Fees means the fees specified in the Order or incurred under these terms and conditions
Hardware means computer and related technology hardware including but not limited to servers, computers and hard drives.
Hosting Services means the provision of computer program and software services as specified in the Order.
IP Rights means
(a) any patent, trade marks, copyright, registered design or other design right, electronic or circuit layout right and any corresponding property or right under the laws of any jurisdiction throughout the world;
(b) any right under the laws of Australia, or of any other jurisdiction throughout the world, to apply for the grant of registration of a patent, trade mark, copyright, design, electronic or circuit layout right or any corresponding property or right; and
(c) any rights throughout the world in respect of an invention, discovery, trade secret, know-how, concept, idea, information, data, algorithm or formula.
Moral Rights means any of the rights described in the Copyright Act 1968 (Cth).
Order means the request from the Client to MiClub for the provision of goods and services subject to these terms and conditions.
Performance Standard means the standard to which the goods and services provided by MiClub should perform in accordance with the descriptions in its user documentation operational documentation and technical specifications, if used properly.
Privacy Policy means the privacy policy of MiClub as amended from time to time.
MiClub Materials means any goods, including intangible goods, hardware, software programs including the Licensed Software provided by MiClub to the Client from time to time.
Scorecards means scorecards used with the MiScore card scanning system operated by MiClub.
Licensed Software means the computer program(s) provided by MiClub pursuant to an order including any upgrades, patches or modifications provided by MiClub from time to time, in whatever format and any forms, templates, training manuals, material and programs, user manuals, operator manuals, technical manuals, file structure and database documentation, published from time to time by MiClub from time to time.

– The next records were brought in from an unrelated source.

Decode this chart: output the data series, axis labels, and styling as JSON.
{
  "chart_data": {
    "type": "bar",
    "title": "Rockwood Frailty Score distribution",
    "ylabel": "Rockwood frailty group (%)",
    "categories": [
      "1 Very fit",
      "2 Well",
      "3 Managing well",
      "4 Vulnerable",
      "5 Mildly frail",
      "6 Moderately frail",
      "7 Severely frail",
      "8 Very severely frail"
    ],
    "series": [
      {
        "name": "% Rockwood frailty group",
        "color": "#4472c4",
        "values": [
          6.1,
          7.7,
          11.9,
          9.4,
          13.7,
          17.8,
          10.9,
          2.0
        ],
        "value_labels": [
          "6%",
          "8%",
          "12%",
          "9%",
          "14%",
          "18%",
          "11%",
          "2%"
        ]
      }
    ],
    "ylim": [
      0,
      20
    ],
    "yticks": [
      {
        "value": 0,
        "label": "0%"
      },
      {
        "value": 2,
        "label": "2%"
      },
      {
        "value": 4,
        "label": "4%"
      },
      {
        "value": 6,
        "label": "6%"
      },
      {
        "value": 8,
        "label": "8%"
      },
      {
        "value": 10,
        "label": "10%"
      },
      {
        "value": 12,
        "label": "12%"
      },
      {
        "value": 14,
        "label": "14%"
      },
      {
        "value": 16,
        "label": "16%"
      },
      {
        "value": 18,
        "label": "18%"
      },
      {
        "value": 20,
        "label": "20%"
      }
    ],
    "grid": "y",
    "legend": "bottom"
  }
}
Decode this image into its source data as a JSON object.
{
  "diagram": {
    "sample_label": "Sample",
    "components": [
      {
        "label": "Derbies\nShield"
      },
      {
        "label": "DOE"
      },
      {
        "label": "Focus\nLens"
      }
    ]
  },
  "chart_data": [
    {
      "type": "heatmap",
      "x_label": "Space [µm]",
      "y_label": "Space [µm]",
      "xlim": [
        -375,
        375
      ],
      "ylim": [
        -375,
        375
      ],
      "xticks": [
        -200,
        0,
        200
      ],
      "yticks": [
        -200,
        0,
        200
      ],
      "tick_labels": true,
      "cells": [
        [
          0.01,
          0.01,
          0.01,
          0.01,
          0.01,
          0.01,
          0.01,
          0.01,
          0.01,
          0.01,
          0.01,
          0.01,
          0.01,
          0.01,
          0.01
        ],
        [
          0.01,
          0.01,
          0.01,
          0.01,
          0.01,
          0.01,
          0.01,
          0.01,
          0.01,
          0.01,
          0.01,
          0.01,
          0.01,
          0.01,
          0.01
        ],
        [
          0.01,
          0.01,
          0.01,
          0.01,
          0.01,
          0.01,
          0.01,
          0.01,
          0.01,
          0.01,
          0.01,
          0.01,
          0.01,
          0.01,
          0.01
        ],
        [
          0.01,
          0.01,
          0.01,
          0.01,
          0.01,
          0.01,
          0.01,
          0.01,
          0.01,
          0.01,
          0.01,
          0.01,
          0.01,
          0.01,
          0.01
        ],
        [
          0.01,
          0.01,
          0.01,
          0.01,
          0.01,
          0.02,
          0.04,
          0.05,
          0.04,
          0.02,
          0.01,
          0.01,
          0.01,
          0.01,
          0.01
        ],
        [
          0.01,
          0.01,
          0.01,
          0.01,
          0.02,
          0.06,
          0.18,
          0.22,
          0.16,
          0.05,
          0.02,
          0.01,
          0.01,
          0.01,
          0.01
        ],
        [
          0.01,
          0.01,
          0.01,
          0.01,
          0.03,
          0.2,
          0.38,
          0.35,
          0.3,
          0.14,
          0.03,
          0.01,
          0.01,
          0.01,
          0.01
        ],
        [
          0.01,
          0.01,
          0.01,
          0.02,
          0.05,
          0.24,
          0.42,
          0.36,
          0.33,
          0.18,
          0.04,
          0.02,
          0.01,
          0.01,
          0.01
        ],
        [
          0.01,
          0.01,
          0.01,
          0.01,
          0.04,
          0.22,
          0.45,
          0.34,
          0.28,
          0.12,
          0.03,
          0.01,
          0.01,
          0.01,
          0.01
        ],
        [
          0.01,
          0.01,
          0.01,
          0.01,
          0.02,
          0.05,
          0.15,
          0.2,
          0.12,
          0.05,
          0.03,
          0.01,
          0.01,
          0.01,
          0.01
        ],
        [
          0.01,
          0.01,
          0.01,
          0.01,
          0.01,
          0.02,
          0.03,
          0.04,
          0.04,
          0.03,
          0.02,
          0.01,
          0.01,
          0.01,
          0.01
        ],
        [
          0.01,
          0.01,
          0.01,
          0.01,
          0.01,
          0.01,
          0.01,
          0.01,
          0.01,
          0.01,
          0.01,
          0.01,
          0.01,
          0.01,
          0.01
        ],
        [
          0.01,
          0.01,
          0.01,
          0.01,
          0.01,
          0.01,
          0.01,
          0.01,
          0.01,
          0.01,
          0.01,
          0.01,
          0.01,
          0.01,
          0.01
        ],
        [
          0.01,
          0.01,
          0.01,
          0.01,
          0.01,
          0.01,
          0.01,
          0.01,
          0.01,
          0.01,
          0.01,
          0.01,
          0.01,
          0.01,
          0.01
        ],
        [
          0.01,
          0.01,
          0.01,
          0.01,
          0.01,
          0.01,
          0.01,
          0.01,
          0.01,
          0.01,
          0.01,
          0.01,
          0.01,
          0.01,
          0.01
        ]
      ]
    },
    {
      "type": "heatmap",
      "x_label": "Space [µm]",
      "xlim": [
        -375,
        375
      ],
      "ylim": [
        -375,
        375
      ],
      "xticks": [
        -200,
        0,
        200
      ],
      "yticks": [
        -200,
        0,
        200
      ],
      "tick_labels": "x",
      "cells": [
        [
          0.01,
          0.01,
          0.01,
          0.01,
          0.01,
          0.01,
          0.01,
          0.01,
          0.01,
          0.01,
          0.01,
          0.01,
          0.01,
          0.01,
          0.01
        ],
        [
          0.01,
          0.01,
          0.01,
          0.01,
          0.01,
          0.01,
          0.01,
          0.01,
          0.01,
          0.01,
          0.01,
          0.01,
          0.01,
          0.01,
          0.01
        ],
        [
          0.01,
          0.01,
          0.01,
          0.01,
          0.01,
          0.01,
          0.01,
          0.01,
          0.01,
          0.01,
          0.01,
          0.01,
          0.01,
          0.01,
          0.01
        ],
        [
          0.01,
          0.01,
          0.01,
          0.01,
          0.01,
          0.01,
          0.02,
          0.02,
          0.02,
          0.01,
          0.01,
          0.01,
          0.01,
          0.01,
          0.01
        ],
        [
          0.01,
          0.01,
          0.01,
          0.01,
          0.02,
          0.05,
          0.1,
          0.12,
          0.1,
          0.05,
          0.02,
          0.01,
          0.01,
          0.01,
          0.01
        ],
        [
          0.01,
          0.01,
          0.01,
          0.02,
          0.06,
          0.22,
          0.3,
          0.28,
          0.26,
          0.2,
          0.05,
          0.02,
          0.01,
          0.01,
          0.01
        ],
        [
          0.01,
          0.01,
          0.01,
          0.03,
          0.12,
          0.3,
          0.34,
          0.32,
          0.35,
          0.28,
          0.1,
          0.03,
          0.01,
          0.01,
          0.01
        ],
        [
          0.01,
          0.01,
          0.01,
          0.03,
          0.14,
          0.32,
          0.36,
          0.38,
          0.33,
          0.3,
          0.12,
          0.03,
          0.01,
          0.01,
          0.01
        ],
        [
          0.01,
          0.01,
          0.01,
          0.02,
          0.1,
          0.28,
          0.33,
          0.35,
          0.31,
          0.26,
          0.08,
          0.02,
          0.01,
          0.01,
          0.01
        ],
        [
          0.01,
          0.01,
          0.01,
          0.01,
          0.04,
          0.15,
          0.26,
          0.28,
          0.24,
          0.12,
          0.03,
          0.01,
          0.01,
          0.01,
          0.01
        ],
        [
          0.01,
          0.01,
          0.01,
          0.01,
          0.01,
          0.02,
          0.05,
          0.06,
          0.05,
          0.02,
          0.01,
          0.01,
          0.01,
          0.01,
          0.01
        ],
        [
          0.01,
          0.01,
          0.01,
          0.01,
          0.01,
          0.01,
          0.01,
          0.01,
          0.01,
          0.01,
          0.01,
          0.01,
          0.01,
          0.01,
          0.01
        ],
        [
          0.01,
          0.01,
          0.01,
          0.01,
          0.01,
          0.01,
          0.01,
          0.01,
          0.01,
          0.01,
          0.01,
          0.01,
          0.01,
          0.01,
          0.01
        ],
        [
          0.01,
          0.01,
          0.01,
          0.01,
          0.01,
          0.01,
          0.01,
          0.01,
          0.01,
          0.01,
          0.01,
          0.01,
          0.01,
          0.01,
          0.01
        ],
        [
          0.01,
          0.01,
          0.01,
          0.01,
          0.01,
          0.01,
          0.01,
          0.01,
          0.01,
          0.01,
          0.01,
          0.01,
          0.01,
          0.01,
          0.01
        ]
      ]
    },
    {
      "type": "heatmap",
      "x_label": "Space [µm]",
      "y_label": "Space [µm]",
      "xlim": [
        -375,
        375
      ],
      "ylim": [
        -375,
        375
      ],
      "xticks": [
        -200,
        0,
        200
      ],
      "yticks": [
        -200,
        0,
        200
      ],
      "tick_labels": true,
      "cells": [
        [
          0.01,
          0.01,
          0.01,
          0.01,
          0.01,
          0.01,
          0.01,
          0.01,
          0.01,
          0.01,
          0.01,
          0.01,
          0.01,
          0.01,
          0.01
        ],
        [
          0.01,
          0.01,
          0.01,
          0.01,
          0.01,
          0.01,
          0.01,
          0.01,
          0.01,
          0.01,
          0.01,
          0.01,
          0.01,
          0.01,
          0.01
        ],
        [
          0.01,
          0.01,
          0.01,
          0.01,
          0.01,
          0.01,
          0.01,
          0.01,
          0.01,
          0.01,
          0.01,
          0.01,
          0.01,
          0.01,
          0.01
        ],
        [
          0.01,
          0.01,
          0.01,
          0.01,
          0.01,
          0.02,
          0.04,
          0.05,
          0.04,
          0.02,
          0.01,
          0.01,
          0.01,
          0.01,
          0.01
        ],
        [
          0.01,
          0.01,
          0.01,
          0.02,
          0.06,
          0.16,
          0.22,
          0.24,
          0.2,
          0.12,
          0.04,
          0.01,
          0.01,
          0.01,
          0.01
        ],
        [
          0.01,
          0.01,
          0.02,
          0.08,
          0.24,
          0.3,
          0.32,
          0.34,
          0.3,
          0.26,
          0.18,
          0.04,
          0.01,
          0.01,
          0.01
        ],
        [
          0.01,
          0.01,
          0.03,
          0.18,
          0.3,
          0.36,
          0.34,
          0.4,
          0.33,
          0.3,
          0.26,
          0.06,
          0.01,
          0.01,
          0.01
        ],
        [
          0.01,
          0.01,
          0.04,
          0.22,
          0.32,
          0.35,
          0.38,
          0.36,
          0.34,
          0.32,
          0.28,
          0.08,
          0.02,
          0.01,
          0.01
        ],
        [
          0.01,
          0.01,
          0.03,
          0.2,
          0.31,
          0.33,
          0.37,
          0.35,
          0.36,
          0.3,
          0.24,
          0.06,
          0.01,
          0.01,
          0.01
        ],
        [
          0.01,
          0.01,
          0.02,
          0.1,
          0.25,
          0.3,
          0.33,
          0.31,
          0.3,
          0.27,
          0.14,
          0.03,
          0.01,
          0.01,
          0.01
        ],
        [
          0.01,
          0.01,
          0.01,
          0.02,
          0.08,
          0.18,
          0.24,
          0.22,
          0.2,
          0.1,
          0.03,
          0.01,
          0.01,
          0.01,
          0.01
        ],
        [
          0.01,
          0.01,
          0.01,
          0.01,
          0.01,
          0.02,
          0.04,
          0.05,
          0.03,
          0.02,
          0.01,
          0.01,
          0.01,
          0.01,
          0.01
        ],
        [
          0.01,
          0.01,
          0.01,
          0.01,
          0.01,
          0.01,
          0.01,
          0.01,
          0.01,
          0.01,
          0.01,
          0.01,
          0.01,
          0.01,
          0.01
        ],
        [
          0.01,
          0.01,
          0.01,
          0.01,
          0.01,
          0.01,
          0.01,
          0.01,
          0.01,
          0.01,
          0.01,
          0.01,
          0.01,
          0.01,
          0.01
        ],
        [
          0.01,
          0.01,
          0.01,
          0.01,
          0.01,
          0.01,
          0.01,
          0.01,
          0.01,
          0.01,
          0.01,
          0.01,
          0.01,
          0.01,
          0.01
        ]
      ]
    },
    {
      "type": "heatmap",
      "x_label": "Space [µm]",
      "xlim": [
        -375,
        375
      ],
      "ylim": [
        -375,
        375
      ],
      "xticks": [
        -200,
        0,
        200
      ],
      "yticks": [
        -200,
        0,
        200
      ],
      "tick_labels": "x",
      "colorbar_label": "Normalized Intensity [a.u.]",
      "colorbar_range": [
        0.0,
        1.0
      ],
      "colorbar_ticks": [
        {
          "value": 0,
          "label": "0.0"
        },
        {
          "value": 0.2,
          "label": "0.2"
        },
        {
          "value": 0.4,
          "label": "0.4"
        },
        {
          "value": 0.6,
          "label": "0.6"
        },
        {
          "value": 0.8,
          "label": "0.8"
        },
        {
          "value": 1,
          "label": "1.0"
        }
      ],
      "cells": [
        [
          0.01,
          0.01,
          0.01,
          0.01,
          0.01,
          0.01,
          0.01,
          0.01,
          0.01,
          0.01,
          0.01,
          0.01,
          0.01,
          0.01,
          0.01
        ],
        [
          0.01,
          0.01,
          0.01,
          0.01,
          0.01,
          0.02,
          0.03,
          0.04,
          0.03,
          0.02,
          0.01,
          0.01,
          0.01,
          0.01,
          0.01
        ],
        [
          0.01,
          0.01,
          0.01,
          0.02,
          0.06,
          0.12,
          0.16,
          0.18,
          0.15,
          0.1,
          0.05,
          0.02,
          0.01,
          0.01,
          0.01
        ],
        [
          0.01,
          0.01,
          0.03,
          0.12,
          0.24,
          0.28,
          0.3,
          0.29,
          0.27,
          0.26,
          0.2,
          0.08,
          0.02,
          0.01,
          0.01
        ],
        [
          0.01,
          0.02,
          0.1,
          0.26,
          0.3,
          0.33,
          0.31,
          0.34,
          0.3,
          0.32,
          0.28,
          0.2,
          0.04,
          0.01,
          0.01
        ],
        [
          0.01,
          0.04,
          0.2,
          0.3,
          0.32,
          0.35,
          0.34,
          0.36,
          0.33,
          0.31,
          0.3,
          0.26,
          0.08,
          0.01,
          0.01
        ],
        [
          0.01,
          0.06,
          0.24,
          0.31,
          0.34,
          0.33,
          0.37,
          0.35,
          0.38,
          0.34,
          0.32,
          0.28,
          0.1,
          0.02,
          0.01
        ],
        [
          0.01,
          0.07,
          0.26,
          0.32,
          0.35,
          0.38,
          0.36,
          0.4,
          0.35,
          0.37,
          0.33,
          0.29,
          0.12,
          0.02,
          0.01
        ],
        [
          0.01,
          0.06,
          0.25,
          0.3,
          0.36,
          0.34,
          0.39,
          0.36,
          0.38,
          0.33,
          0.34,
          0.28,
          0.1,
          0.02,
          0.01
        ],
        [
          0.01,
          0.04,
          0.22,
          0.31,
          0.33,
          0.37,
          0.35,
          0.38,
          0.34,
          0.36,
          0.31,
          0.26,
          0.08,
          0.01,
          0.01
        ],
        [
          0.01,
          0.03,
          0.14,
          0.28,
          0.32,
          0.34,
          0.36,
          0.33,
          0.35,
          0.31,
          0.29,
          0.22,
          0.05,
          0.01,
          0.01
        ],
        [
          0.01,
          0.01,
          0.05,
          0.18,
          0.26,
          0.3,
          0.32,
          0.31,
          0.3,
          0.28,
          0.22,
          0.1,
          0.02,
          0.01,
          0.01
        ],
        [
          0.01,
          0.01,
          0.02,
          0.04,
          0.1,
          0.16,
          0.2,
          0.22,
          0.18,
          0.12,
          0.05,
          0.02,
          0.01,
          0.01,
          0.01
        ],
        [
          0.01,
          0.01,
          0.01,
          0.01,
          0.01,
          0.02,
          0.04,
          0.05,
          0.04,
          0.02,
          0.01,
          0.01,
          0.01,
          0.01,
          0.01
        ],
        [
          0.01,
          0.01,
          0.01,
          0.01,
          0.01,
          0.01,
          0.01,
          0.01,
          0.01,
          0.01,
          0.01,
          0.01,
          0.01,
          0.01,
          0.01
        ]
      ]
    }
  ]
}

Support and Maintenance means the Support and Maintenance of the Licensed Software by MiClub, consisting solely of:
(a) on-line chat Support and Maintenance
(b) telephone Support and Maintenance;
(c) e-mail Support and Maintenance;
(d) Software defect correction; and
(e) maintenance upgrades of the Licensed Software released by MiClub in its absolute discretion.
Third Party Products means software and hardware used by the Client provided by an entity other than MiClub.
Third Party Providers means providers of Third Party Products.
23.2 Unless expressed to the contrary:
(a) words importing:
(i) the singular include the plural and vice versa;
(ii) any gender include the other genders;
(b) if a word or phrase is defined cognate words and phrases have corresponding definitions;
(c) a reference to:
(i) a person includes a firm, unincorporated association, corporation and a government or statutory body or authority;
(ii) a person includes its legal personal representatives, successors and assigns;
(iii) a statute, ordinance, code or other law includes regulations and other statutory instruments under it and consolidations, amendments, re-enactments or replacements of any of them;
(iv) a right includes a benefit, remedy, discretion, authority or power; and
(v) an obligation includes a warranty or representation and a reference to a failure to observe or perform an obligation includes a breach of warranty or representation.